Preuve de son soutien à la politique du pré­sident réformateur, l’ayatollah Khamenei, qui a la haute main sur le nucléaire, a demandé aux responsables des Gardiens de la révolution, la très conservatrice armée d’élite du régime, de « ne pas être actifs en politique ». Mieux, Ali Khamenei a même plaidé pour une démonstra­tion de « souplesse » dans les discussions nucléaires. « Il existe une bataille dans les coulisses entre l’aile dure du régime et les réformateurs », explique Mohamed Abbas, ajoutant que les conservateurs tentent de frei­ner les réformes. Mais des avancées dans le dossier nucléaire et un allègement des sanc­tions garantiraient à Hassan Rohani de garder le soutien de Khamenei face à la frange dure du régime. L’ayatollah Khamenei semble avoir enfin réalisé que l’inflexibilité de l’aile ultra­conservatrice dans les négociations nucléaires pendant les années Ahmadinejad — de 2005 à 2013 — a valu au pays de lourdes sanctions qui ont affaibli son économie.

L’Occident agit à l’iranienne

Enthousiasme et prudence.

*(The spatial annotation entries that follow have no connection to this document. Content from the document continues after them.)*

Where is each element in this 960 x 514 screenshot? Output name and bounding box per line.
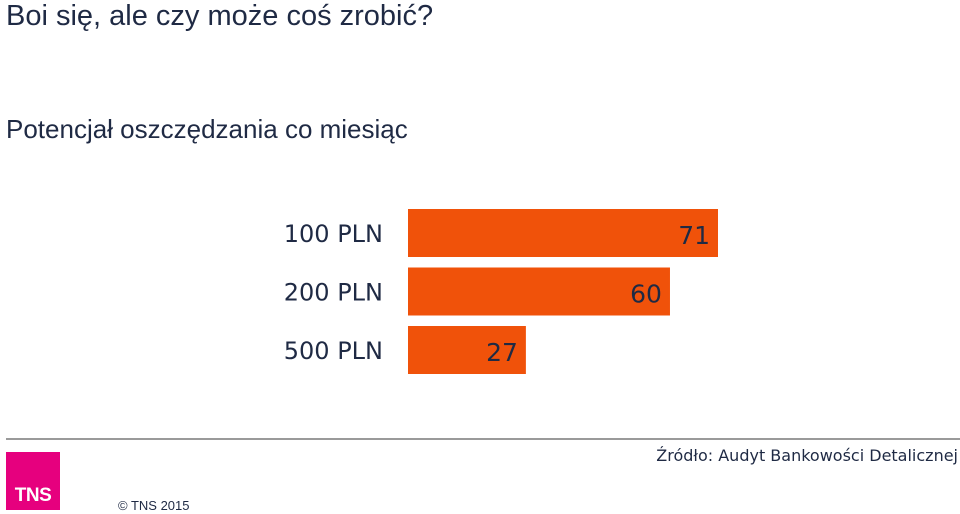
savings-bar-chart: 100 PLN 71 200 PLN 60 500 PLN 27 bbox=[284, 209, 718, 374]
bar-value-label: 71 bbox=[678, 221, 710, 250]
source-note: Źródło: Audyt Bankowości Detalicznej bbox=[656, 446, 958, 465]
bar-value-label: 60 bbox=[630, 280, 662, 309]
bar-value-label: 27 bbox=[486, 338, 518, 367]
bar bbox=[408, 326, 526, 374]
bar bbox=[408, 209, 718, 257]
tns-logo-text: TNS bbox=[14, 485, 52, 506]
category-label: 100 PLN bbox=[284, 220, 383, 248]
category-label: 500 PLN bbox=[284, 337, 383, 365]
tns-logo: TNS bbox=[6, 452, 60, 510]
copyright-note: © TNS 2015 bbox=[118, 498, 190, 513]
bar bbox=[408, 267, 670, 316]
footer-divider bbox=[6, 438, 960, 440]
chart-subtitle: Potencjał oszczędzania co miesiąc bbox=[6, 114, 408, 144]
page-title: Boi się, ale czy może coś zrobić? bbox=[6, 0, 434, 32]
category-label: 200 PLN bbox=[284, 279, 383, 307]
bars-layer: 100 PLN 71 200 PLN 60 500 PLN 27 bbox=[284, 209, 718, 374]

Tels sont les deux mots qui s’appliquent le mieux à la réaction de la communauté internationale aux agissements iraniens. Au début de la semaine, c’était l’enthou­siasme qui prédominait. Le secrétaire général de l’Otan, Anders Fogh Rasmussen, et le chef de la diplomatie britannique, William Hague, étaient les premiers à encourager les ouvertures ira­niennes, espérant que les prochaines négociations nucléaires aboutiront. Quant à la réaction américaine, elle était dès le départ « ambiguë ». De quoi laisser penser que le président Obama a décidé de souffler le chaud et le froid à l’iranienne. Alors qu’il a salué vendredi l’attitude « constructive » et « positive » de son homologue iranien, la Maison Blanche a affirmé, peu après, que « ces développements positifs dans le domaine des prisonniers et les déclarations de Rohani ne sont pas suffisants pour répondre aux inquiétudes de la communauté internationale sur le programme nucléaire ». Une tergiversation qui peut s’expliquer par le souci américain de ne pas fâcher son « enfant gâté » — Israël — qui n’avait jamais eu confiance dans les promesses de son ennemi iranien.

Selon les experts, maints facteurs justifient cette approche prudente de l’Occident : la com­plexité des contentieux, du nucléaire à la Syrie, les données politiques intérieures et les leçons de l’Histoire récente. Le plus grave accroc semble, pour le moment, l’influence que va avoir le dossier syrien sur les négociations nucléaires iraniennes. L’Iran, allié farouche du régime de Bachar Al-Assad, a juré de réagir directement si Damas est frappé. Une menace qui a porté Obama à agiter de nouveau le spectre d’une action militaire contre Téhéran.